UH Campus Carry Proposal Aims to Restrict Guns About As Much As Possible

UH Campus Carry Proposal Aims to Restrict Guns About As Much As Possible

The University of Houston has released its campus carry draft policy — and officials seem to have banned guns in just about every place where they might possibly be allowed.

The campus carry law, allowing students with concealed handgun licenses to carry concealed guns around campus, goes into effect in August. Private schools can opt out entirely, while public universities are allowed to designate gun-free zones on campus as long as that ban is not "everywhere."

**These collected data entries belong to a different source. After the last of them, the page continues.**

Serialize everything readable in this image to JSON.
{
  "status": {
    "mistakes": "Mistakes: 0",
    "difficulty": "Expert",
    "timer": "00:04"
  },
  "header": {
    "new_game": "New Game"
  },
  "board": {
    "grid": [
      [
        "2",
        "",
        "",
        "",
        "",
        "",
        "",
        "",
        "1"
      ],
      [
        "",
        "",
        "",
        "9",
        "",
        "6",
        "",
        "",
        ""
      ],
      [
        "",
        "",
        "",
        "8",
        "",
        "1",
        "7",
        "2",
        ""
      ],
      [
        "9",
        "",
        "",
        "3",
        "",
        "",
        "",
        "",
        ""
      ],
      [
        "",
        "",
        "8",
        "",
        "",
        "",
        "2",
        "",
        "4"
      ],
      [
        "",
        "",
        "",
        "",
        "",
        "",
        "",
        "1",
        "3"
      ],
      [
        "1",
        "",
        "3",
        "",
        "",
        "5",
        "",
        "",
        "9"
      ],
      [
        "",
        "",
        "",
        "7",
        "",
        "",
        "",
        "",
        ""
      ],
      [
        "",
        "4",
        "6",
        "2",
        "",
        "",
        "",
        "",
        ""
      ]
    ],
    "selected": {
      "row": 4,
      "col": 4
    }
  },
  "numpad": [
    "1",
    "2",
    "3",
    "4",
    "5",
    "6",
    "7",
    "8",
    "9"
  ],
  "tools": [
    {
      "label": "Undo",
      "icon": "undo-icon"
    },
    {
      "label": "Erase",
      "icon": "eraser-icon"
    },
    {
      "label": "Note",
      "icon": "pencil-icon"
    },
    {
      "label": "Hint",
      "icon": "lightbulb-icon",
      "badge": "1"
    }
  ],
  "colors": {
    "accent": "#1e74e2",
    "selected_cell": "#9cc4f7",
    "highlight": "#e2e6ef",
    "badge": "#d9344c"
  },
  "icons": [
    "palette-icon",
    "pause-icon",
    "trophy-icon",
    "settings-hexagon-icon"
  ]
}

At UH, a university work group recommended guns be banned in all university housing (except for Calhoun Lofts, which is privately owned); laboratories; any spaces used for disciplinary hearings; the school of music, where children are often present; a dining hall, also where children often go; and any other place where the law prohibits guns (places of worship, places hosting sporting events, and health-care or counseling buildings). Any other classrooms and faculty offices are fair game for gun owners.

The recommendations go against the grain of Attorney General Ken Paxton's opinion, issued in December, that banning guns in dorms violates campus carry because it's too restrictive. (Which is probably a moot point anyway, because the majority of people living in dorms are not over 21, the age you have to be to get a CHL.) Paxton issued the opinion in response to Senator Brian Birdwell, who sponsored the campus carry law, after Birdwell thought the University of Texas's campus carry draft policy violated the law.

“The Legislature will very appropriately be watching to make sure that our legislative intent is properly followed,” Birdwell said at a Texas Tribune symposium last month. “And if not, I assume there will be consequences associated with that.”

Apparently UH is not too concerned about that threat.

The work group also proposed plans to have gun lockers on campus where students can store their gun if they're headed to a building where they can't take it. The proposal provides scant details, but it does say university police will be monitoring it 24 hours a day, seven days a week.

So now comes the next question: Who's gonna pay for that?